O perfil dos jovens que sonham ser padre no Rio é homogêneo: trata-se de indivíduos de classe média, com forte formação religiosa, nascidos principalmente nas zonas Oeste e Norte da cidade. Os pré-requisitos para a admissão no seminário são idade mínima de 17 anos e conclusão do ensino médio. No entanto, um em cada três candidatos chega depois de passar por pelo menos um pe­río­do em um curso superior. Aluno brilhante, Wagner Santos, 22 anos, estava no 2º ano de física na Uerj quando decidiu ser sacerdote. Seus professores ficaram inconsoláveis. O chamado, diz o rapaz, foi mais forte. “Costuma-se dizer que ciência e religião são incompatíveis. Eu não concordo”, afirma Wagner. Há casos de internos que cursaram o mestrado, como o economista Pedro Maranhão, 37 anos. Criado em Laranjeiras, ex-aluno do Colégio São Bento, ele fez intercâmbio nos Estados Unidos e estudou na UFRJ. Nos últimos dez anos, deu expediente em uma empresa de consultoria. “Tinha namorada, ganhava bem, mas a vida patinava. Algo não se encaixava”, revela Pedro, que optou pelo noviciado há um ano.
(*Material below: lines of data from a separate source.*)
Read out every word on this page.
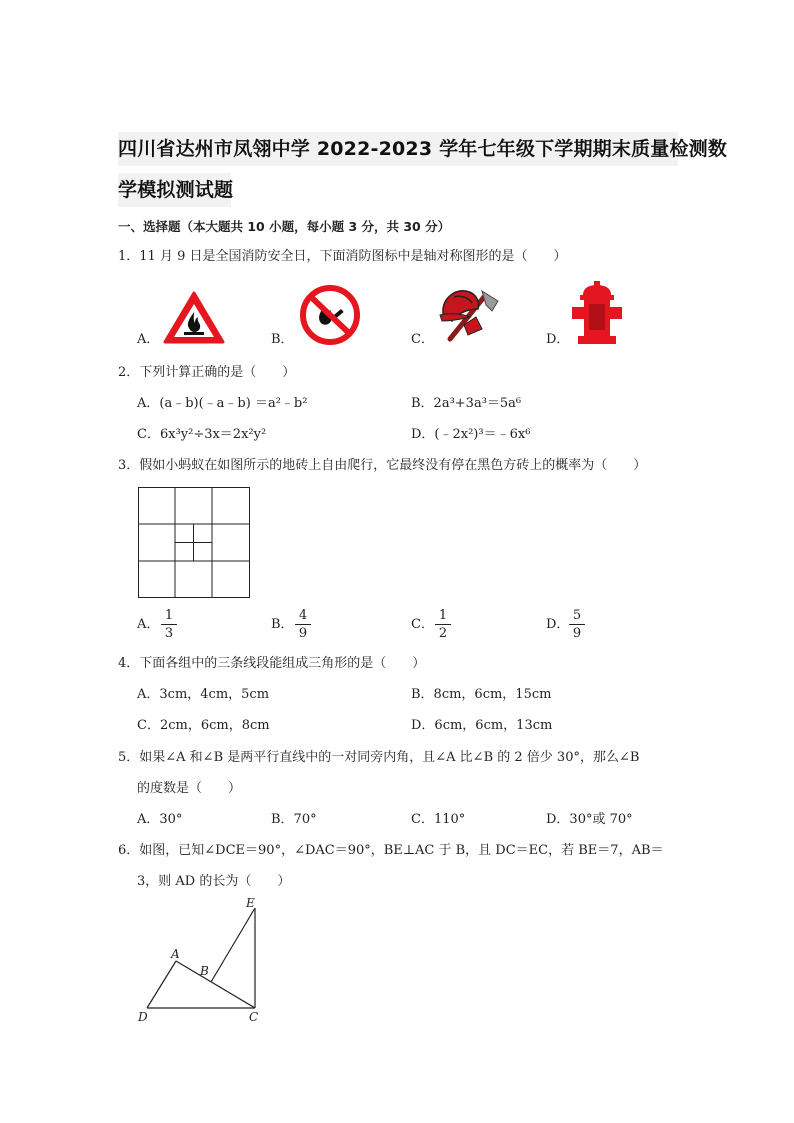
四川省达州市凤翎中学 2022-2023 学年七年级下学期期末质量检测数
学模拟测试题
一、选择题（本大题共 10 小题，每小题 3 分，共 30 分）
1．11 月 9 日是全国消防安全日，下面消防图标中是轴对称图形的是（　　）
A．	B．	C．	D．
2．下列计算正确的是（　　）
A．(a﹣b)(﹣a﹣b) ＝a²﹣b²	B．2a³+3a³＝5a⁶
C．6x³y²÷3x＝2x²y²	D．(﹣2x²)³＝﹣6x⁶
3．假如小蚂蚁在如图所示的地砖上自由爬行，它最终没有停在黑色方砖上的概率为（　　）
A．
1
3
B．
4
9
C．
1
2
D．
5
9
4．下面各组中的三条线段能组成三角形的是（　　）
A．3cm，4cm，5cm	B．8cm，6cm，15cm
C．2cm，6cm，8cm	D．6cm，6cm，13cm
5．如果∠A 和∠B 是两平行直线中的一对同旁内角，且∠A 比∠B 的 2 倍少 30°，那么∠B
的度数是（　　）
A．30°	B．70°	C．110°	D．30°或 70°
6．如图，已知∠DCE＝90°，∠DAC＝90°，BE⊥AC 于 B，且 DC＝EC，若 BE＝7，AB＝
3，则 AD 的长为（　　）
E
A
B
D	C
A diminuição do rebanho católico no Brasil segue uma tendência registrada em vários países da Europa. Até em nações onde a religião é maciçamente majoritária, como a Espanha, estima-se que 90% dos jovens já não vão à missa. Por aqui, acredita-se que a realização, em julho de 2013, da Jornada Mundial da Juventude contribua para reacender o fervor juvenil. A cidade deve receber 2,5 milhões de peregrinos do mundo inteiro e a visita do próprio papa. Mas estudiosos advertem que o evento, por si só, não será suficiente. “A Igreja se acomodou em uma zona de conforto e se ausentou dos bairros mais pobres e periféricos, justamente onde os evangélicos crescem rapidamente”, aponta o cientista político Cesar Romero Jacob, autor do livro Religião e Sociedade em Capitais Brasileiras. Seminaristas como Elmo Carvalho, de 20 anos, confiam que essa realidade vai mudar. Assim que se ordenar, ele sonha em subir, com seu violão em punho, as vielas da Rocinha para realizar pregações no alto do morro. Se depender da fé (e do empenho do noviço nos ensaios), as chances de sucesso são promissoras.